A few years ago, Facebook was faced with a data center problem familiar to many scale companies: We depended on proprietary systems and hardware that were inflexible and expensive. We realized quickly that this approach would not be sustainable; we needed to find a new way. So we started redesigning our own data center stack from scratch and open-sourcing the things we built through the Open Compute Project (OCP). By working in the open and contributing designs that others could borrow and build upon, we were able to increase the pace of innovation in this field and save billions of dollars in infrastructure costs over the last few years.
As this OCP work was happening, we recognized that telecom infrastructure could benefit from the same innovations taking place in the data center. The power of CPUs and fiber optic network technology has skyrocketed while simultaneously growing significantly cheaper, and it was clear that the raw building blocks of what we were developing for our own infrastructure could be applied to telecom networks with great benefit.
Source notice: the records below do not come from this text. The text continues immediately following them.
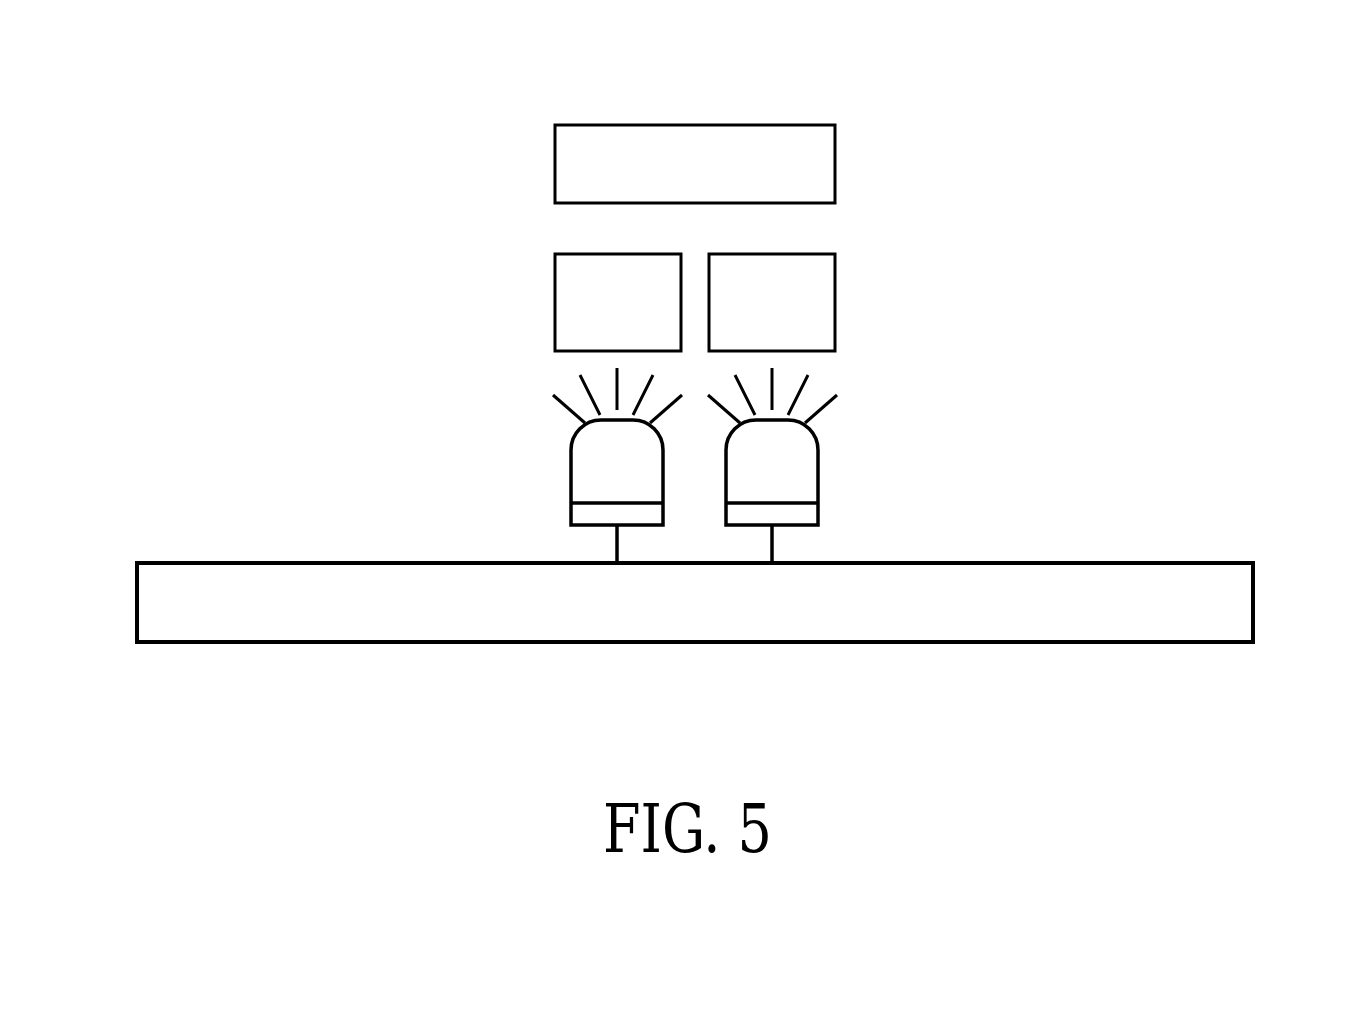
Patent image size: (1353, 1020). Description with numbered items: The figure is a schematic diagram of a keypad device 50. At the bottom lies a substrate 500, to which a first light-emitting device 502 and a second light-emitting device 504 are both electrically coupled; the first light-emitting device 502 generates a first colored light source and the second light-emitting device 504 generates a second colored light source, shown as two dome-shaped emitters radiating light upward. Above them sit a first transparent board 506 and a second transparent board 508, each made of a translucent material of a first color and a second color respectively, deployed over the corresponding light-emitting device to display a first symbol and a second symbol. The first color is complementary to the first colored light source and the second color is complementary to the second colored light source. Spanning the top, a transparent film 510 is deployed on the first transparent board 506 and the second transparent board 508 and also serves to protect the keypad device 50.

The keypad device 50 is at (1062, 102).
The substrate 500 is at (1208, 562).
The first light-emitting device 502 is at (592, 477).
The second light-emitting device 504 is at (798, 477).
The first transparent board 506 is at (573, 252).
The second transparent board 508 is at (815, 252).
The transparent film 510 is at (793, 123).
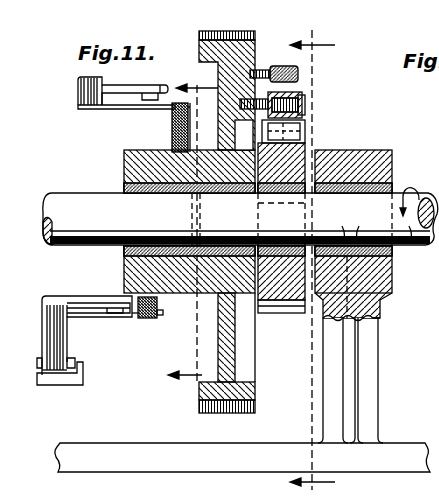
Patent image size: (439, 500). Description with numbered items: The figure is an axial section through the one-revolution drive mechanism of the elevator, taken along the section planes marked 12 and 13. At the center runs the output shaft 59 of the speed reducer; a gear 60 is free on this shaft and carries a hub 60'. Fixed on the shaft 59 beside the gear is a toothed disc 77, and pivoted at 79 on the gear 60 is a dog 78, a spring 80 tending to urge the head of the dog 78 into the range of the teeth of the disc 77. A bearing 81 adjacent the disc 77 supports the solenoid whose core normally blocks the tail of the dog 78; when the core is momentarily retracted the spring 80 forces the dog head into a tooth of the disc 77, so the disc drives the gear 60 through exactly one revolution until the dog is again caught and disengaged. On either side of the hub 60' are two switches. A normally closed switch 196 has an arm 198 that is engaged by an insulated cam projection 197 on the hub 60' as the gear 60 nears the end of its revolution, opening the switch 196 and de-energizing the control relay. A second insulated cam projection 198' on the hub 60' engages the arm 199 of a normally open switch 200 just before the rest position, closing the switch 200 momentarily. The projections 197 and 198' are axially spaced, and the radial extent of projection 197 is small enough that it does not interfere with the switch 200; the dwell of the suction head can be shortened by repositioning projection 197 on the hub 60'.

The section line 12 is at (312, 253).
The section line 13 is at (193, 233).
The output shaft 59 is at (405, 240).
The gear 60 is at (252, 234).
The hub 60' is at (164, 221).
The toothed disc 77 is at (272, 313).
The dog 78 is at (300, 126).
The pivot 79 is at (302, 104).
The spring 80 is at (290, 82).
The bearing 81 is at (352, 128).
The normally closed switch 196 is at (106, 306).
The insulated cam projection 197 is at (150, 318).
The arm 198 is at (133, 328).
The second insulated cam projection 198' is at (157, 127).
The arm 199 is at (123, 110).
The normally open switch 200 is at (159, 90).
That’s why we’ve co-founded the Telecom Infra Project (TIP). TIP is bringing together operators, infrastructure providers, system integrators, and other industry players to work together to develop new technologies and rethink approaches to deploying network architecture that leverage these new advances in the technology and an open approach to development.
We are thrilled to launch TIP with Intel and Nokia, which have been delivering industry-leading technology solutions for a very long time, and Deutsche Telekom and SK Telecom, which have both demonstrated significant leadership in the development of new network technologies. A number of other technology partners have also joined TIP and will provide knowledge and operational expertise across all areas of the telecom stack, driving innovation right from the start.
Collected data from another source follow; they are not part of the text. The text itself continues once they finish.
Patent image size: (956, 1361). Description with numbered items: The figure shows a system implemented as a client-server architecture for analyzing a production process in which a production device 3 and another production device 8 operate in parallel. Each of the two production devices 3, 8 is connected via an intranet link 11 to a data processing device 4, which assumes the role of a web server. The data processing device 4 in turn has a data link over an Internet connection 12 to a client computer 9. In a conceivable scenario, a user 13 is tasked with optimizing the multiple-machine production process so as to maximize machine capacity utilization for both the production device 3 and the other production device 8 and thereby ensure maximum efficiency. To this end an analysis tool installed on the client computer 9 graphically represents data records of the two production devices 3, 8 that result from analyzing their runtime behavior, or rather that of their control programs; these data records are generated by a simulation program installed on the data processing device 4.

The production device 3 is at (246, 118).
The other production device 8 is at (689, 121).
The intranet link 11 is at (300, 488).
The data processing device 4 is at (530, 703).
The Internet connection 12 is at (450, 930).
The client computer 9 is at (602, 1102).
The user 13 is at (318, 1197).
At first, TIP will focus on disaggregating the components of network infrastructure that are traditionally bundled together and vendor-specific. This will give operators more flexibility in how they build out their networks and enable better, more cost-effective coverage. TIP members will work across three areas — access, backhaul, and core and management — to explore new hardware and software architectures with an eye toward greater simplicity and efficiency.
TIP members will participate by contributing specs for network hardware or software, working together to develop and define new specs, designing new network topologies to solve for specific connectivity challenges, and adopting and deploying the technologies that emerge from these efforts. By leveraging the collective knowledge and operational expertise of its members, TIP has the potential to accelerate the development of 5G and other new technologies that will pave the way for better connectivity around the world.
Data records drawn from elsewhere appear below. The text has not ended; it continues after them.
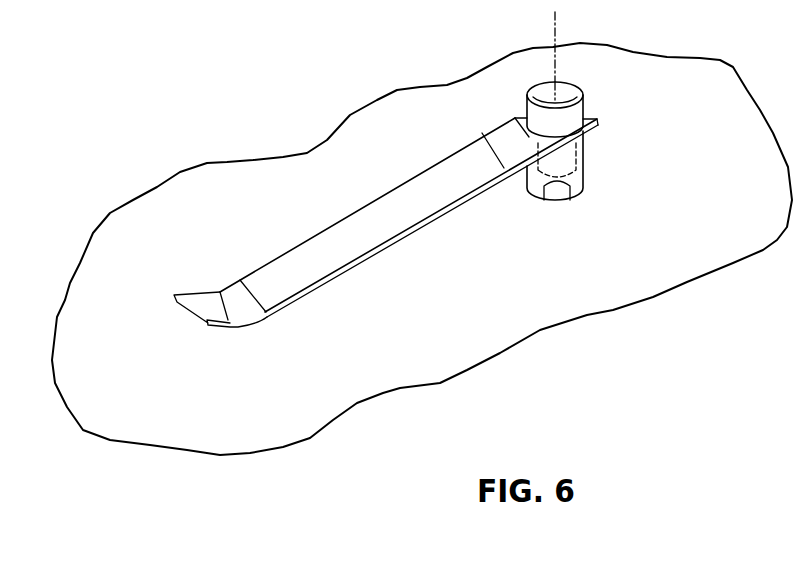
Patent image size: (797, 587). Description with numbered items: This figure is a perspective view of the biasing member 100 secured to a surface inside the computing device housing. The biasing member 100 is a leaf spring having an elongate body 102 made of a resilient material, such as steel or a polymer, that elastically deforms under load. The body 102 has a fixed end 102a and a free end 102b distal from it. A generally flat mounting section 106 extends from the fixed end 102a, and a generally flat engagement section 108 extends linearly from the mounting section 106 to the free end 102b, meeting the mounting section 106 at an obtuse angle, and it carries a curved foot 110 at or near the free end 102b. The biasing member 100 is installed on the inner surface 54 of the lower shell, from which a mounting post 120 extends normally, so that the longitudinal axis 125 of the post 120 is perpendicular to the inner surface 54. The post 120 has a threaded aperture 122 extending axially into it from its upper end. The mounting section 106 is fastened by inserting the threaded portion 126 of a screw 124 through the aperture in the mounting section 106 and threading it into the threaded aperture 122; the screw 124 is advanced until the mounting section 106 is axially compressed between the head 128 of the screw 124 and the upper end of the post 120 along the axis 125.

The inner surface 54 is at (92, 410).
The biasing member 100 is at (380, 124).
The elongate body 102 is at (427, 207).
The fixed end 102a is at (615, 128).
The free end 102b is at (180, 319).
The mounting section 106 is at (516, 112).
The engagement section 108 is at (332, 216).
The curved foot 110 is at (213, 286).
The mounting post 120 is at (572, 126).
The threaded aperture 122 is at (570, 200).
The screw 124 is at (570, 75).
The longitudinal axis 125 is at (553, 38).
The threaded portion 126 is at (544, 200).
The head 128 is at (575, 96).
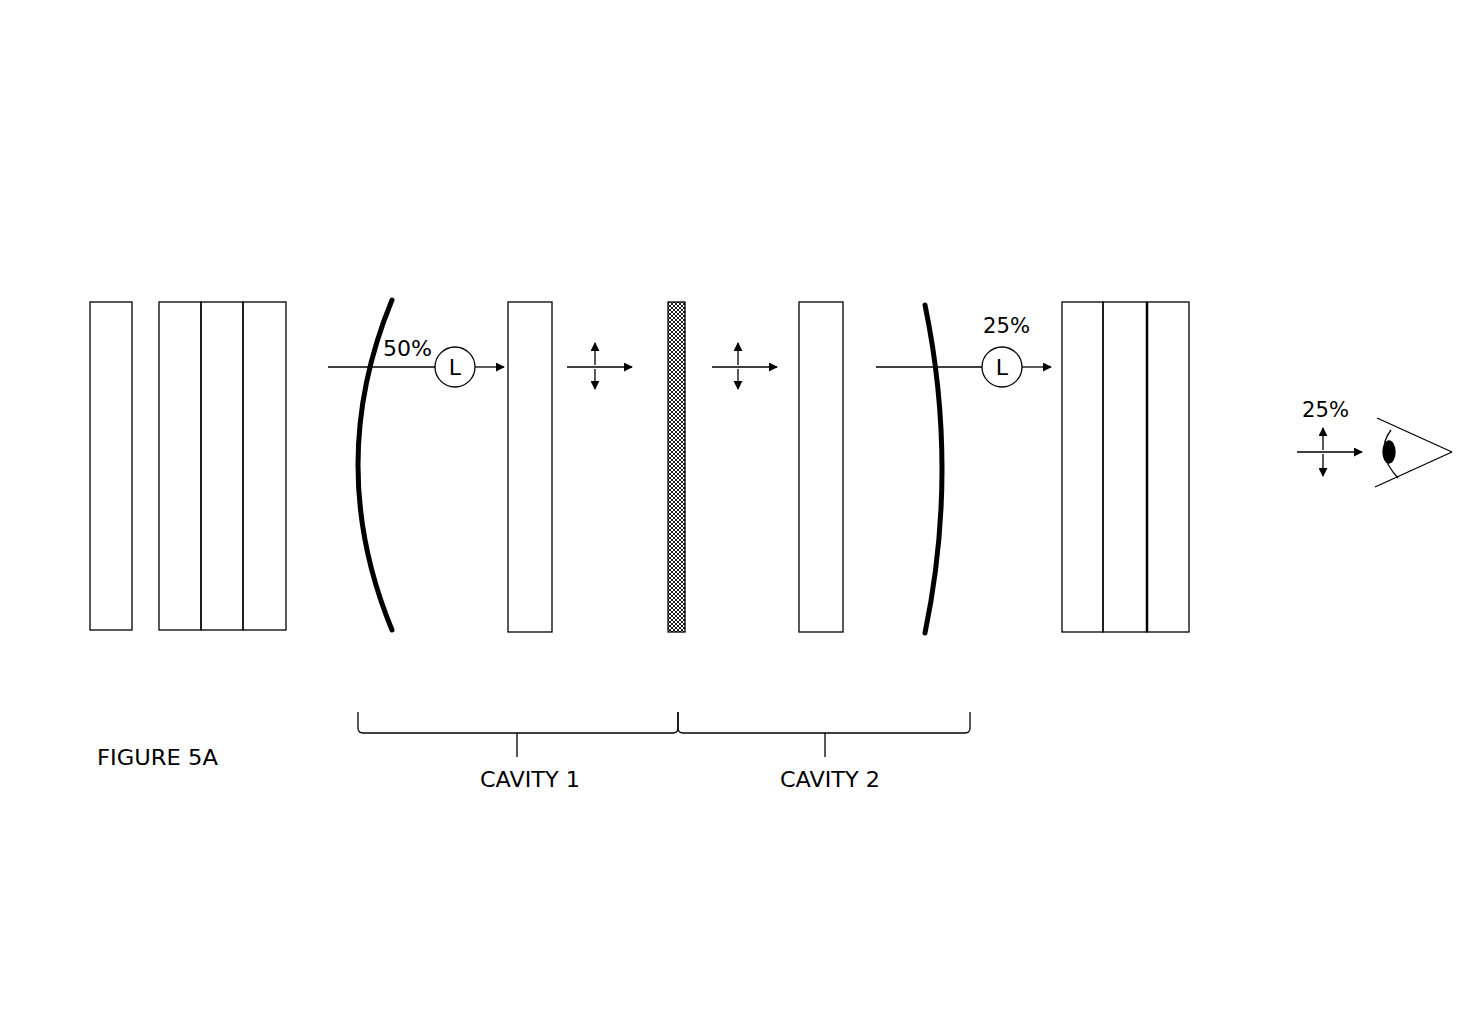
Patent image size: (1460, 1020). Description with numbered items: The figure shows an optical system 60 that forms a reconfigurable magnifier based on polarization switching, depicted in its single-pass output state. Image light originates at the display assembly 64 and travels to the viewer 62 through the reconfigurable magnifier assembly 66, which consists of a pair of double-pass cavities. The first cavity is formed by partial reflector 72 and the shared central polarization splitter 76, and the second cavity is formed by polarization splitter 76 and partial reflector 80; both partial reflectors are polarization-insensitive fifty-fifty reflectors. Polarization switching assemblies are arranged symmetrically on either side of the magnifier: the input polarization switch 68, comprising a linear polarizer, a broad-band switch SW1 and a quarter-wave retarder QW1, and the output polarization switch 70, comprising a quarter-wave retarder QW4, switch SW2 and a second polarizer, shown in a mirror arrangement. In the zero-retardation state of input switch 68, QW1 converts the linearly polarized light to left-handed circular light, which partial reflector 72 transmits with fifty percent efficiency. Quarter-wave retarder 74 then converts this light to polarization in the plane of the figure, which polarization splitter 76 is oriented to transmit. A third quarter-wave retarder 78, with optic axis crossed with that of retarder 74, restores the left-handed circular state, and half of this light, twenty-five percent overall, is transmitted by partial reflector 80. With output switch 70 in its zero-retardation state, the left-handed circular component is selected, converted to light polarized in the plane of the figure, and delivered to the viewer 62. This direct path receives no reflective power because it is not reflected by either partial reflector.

We know this won’t be easy, but we believe that it can be done. To illustrate how this new model can be successful, Facebook has been working in partnership with Globe on a small pilot deployment in the Philippines. We deployed a low-cost, solar-powered network-in-a-box solution, bringing mobile coverage to a village whose residents had previously needed to make long, expensive trips to nearby towns in order to make a phone call. In the first week alone, we connected more than 60 percent of the community.
Facebook is working with operators on several other small pilot deployments planned around the world in the coming months, each solving for a different type of connectivity challenge in a different region. We don’t plan to become an operator; rather, we want to jump-start these connectivity efforts, prove they can be sustainable and cost-effective — whether connecting the small population of a rural village or increasing the network capacity of a large metropolitan area — and then hand the reins over to local operators and communities. In addition to sharing what we learn from these pilot deployments with the rest of the industry, Facebook will contribute some of the technologies used in the deployments to several of the initial TIP project groups.
TIP aims to solve global connectivity challenges with local solutions. These are lofty goals, to be sure, and none of us can achieve them alone. TIP provides a nexus for everyone in the industry to come together to solve the hardest problems. Anyone can join TIP — whether you’re facing a unique challenge and are in search of new technological solutions, or you’re looking for ways to achieve the volume and scale necessary to profitably deploy networks in new regions, working together in the open is the quickest way to meet our shared goal of connecting the world.